You're right! She knows the outward trappings of class down to the millimeter, she just doesn't have any.

I'm not entirely surprised. I knew she wasn't from Old Money, but I had this idea that it was at least, you know, Thirty-Something.

Susan of Texas said...

Her father became a very successful man, but Megan has said that the kids at prep school were much richer than she. Almost everything she says contradicts something else she's said.

She considers herself elite, yet has said how much she hates rich frat boy behavior. She states that rich people don't consider material goods a sign of wealth, just position, thus her lack of wealth trappings were upper, not lower class. She's said she was just born smarter than others, and also said that she nearly flunked out of college and her GPA was so bad that only her prep school's name got her into Penn. It's too much.

Anonymous said...

"Hyperpalatable"?

I'm still reeling (/vindicated) by studies a few years ago that found that the ingredients of a Big Mac were, in sugars/fat/etc. proportions, similar to that of SNOT.

You heard me. Human snot.

"Extremely flavorful" my arse. When's the last time you tasted a Big Mac? The whole point is the *absence* of flavor. That's what makes it universal, easily replicable under industrial conditions, etc., etc.

You know, I sometimes feel people here and at Fire M.M. are bit too harsh on her, that she's not actually "stupid," just narrow and unself-aware. But fuck ME. This--class aspects aside--is just dumb. (And she presumes to give recipes.)

Susan of Texas said...

Mr. Wonderful, you should have seen her butcher monopsony and coase theory and taxes and other things I know nothing about.
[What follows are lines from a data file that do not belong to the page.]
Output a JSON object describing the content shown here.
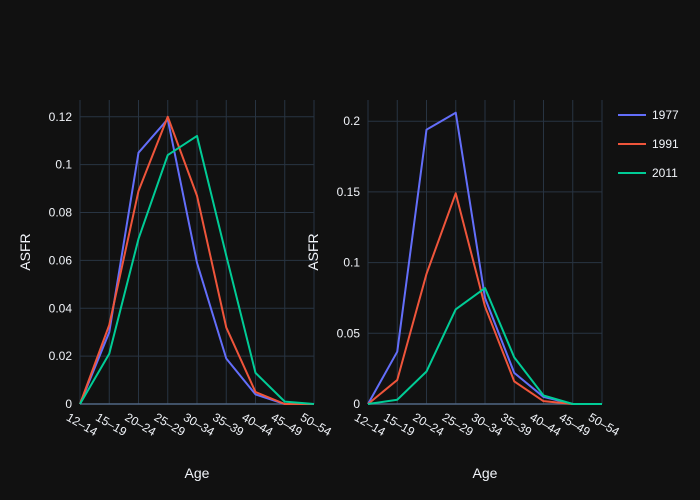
{
  "chart_data": {
    "type": "line",
    "categories": [
      "12–14",
      "15–19",
      "20–24",
      "25–29",
      "30–34",
      "35–39",
      "40–44",
      "45–49",
      "50–54"
    ],
    "legend": {
      "placement": "top-right",
      "entries": [
        "1977",
        "1991",
        "2011"
      ]
    },
    "colors": {
      "1977": "#636efa",
      "1991": "#ef553b",
      "2011": "#00cc96",
      "background": "#111111",
      "grid": "#283442",
      "text": "#f2f5fa"
    },
    "panels": [
      {
        "xlabel": "Age",
        "ylabel": "ASFR",
        "ylim": [
          0,
          0.127
        ],
        "yticks": [
          0,
          0.02,
          0.04,
          0.06,
          0.08,
          0.1,
          0.12
        ],
        "ytick_labels": [
          "0",
          "0.02",
          "0.04",
          "0.06",
          "0.08",
          "0.1",
          "0.12"
        ],
        "grid": true,
        "series": [
          {
            "name": "1977",
            "values": [
              0,
              0.03,
              0.105,
              0.119,
              0.059,
              0.019,
              0.004,
              0,
              0
            ]
          },
          {
            "name": "1991",
            "values": [
              0,
              0.033,
              0.089,
              0.12,
              0.087,
              0.032,
              0.005,
              0,
              0
            ]
          },
          {
            "name": "2011",
            "values": [
              0,
              0.021,
              0.069,
              0.104,
              0.112,
              0.062,
              0.013,
              0.001,
              0
            ]
          }
        ]
      },
      {
        "xlabel": "Age",
        "ylabel": "ASFR",
        "ylim": [
          0,
          0.215
        ],
        "yticks": [
          0,
          0.05,
          0.1,
          0.15,
          0.2
        ],
        "ytick_labels": [
          "0",
          "0.05",
          "0.1",
          "0.15",
          "0.2"
        ],
        "grid": true,
        "series": [
          {
            "name": "1977",
            "values": [
              0,
              0.037,
              0.194,
              0.206,
              0.075,
              0.022,
              0.005,
              0,
              0
            ]
          },
          {
            "name": "1991",
            "values": [
              0,
              0.017,
              0.092,
              0.149,
              0.069,
              0.016,
              0.002,
              0,
              0
            ]
          },
          {
            "name": "2011",
            "values": [
              0,
              0.003,
              0.023,
              0.067,
              0.082,
              0.033,
              0.006,
              0,
              0
            ]
          }
        ]
      }
    ]
  }
}
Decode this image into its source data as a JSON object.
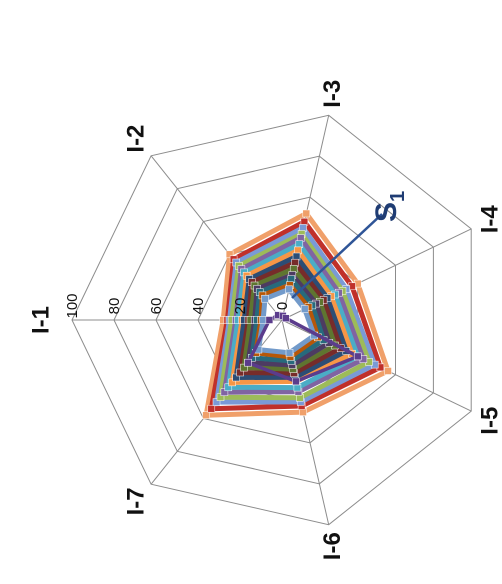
{
  "chart_data": {
    "type": "radar",
    "orientation_note": "rotated",
    "axes": [
      "I-1",
      "I-2",
      "I-3",
      "I-4",
      "I-5",
      "I-6",
      "I-7"
    ],
    "rlim": [
      0,
      100
    ],
    "radial_ticks": [
      "0",
      "20",
      "40",
      "60",
      "80",
      "100"
    ],
    "annotation": {
      "text": "S",
      "subscript": "1"
    },
    "grid": true,
    "series": [
      {
        "color": "#f0a06a",
        "values": [
          28,
          40,
          52,
          40,
          56,
          45,
          58
        ]
      },
      {
        "color": "#c0302a",
        "values": [
          26,
          37,
          48,
          37,
          52,
          42,
          54
        ]
      },
      {
        "color": "#7a9ad6",
        "values": [
          25,
          35,
          45,
          34,
          49,
          40,
          50
        ]
      },
      {
        "color": "#9dbb59",
        "values": [
          24,
          33,
          42,
          32,
          46,
          38,
          47
        ]
      },
      {
        "color": "#8064a2",
        "values": [
          22,
          31,
          40,
          30,
          43,
          35,
          44
        ]
      },
      {
        "color": "#4bacc6",
        "values": [
          21,
          29,
          37,
          28,
          40,
          33,
          41
        ]
      },
      {
        "color": "#f79646",
        "values": [
          19,
          27,
          34,
          26,
          37,
          30,
          38
        ]
      },
      {
        "color": "#2c4d75",
        "values": [
          18,
          25,
          31,
          24,
          34,
          28,
          35
        ]
      },
      {
        "color": "#772c2a",
        "values": [
          16,
          23,
          28,
          22,
          31,
          26,
          32
        ]
      },
      {
        "color": "#5f7530",
        "values": [
          15,
          21,
          25,
          20,
          28,
          24,
          29
        ]
      },
      {
        "color": "#4d3b62",
        "values": [
          13,
          19,
          22,
          18,
          25,
          22,
          26
        ]
      },
      {
        "color": "#276a7c",
        "values": [
          12,
          17,
          20,
          16,
          22,
          20,
          23
        ]
      },
      {
        "color": "#b65708",
        "values": [
          10,
          15,
          17,
          14,
          19,
          18,
          20
        ]
      },
      {
        "color": "#729aca",
        "values": [
          9,
          13,
          15,
          12,
          17,
          16,
          18
        ]
      },
      {
        "color": "#5b3c8c",
        "values": [
          6,
          3,
          2,
          2,
          40,
          30,
          26
        ]
      }
    ]
  }
}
Yeah, I'm harsh. The woman said teachers should be replaced by people off the street, because teachers don't want to do a good job anyway. I decided that if Megan wanted to sow the wind, she could reap the the whirlwind, for once.

Anonymous said...

"...normal life of a not-particularly-well-off urban thirtysomething seemed positively sybaritic. Three restaurant meals in one week? Drinks out every other evening? Gourmet tea? And what about all the prepared meals--the takeout, the rotisserie chickens, the $5 containers of Wegmans soup?"

I'd like to think that she's describing this as her normal life, but it sounds like she really thinks her lifestyle really is typical of all not-particularly-well-off urban thirtysomethings. As a NPWOUTS myself, this is crazy. Restaurants 3 nights a week? $5 soup? I can afford the odd restaurant meal, and could splurge on $5 soup from time to time, but this isn't my normal diet. I'd rather not spend time cooking, but eating at a restaurant probably takes more time than cooking at home (I can do other things while I'm cooking).

And she buys brand names instead of cheaper alternatives? Who the hell does that? There's nothing wrong with the store brand.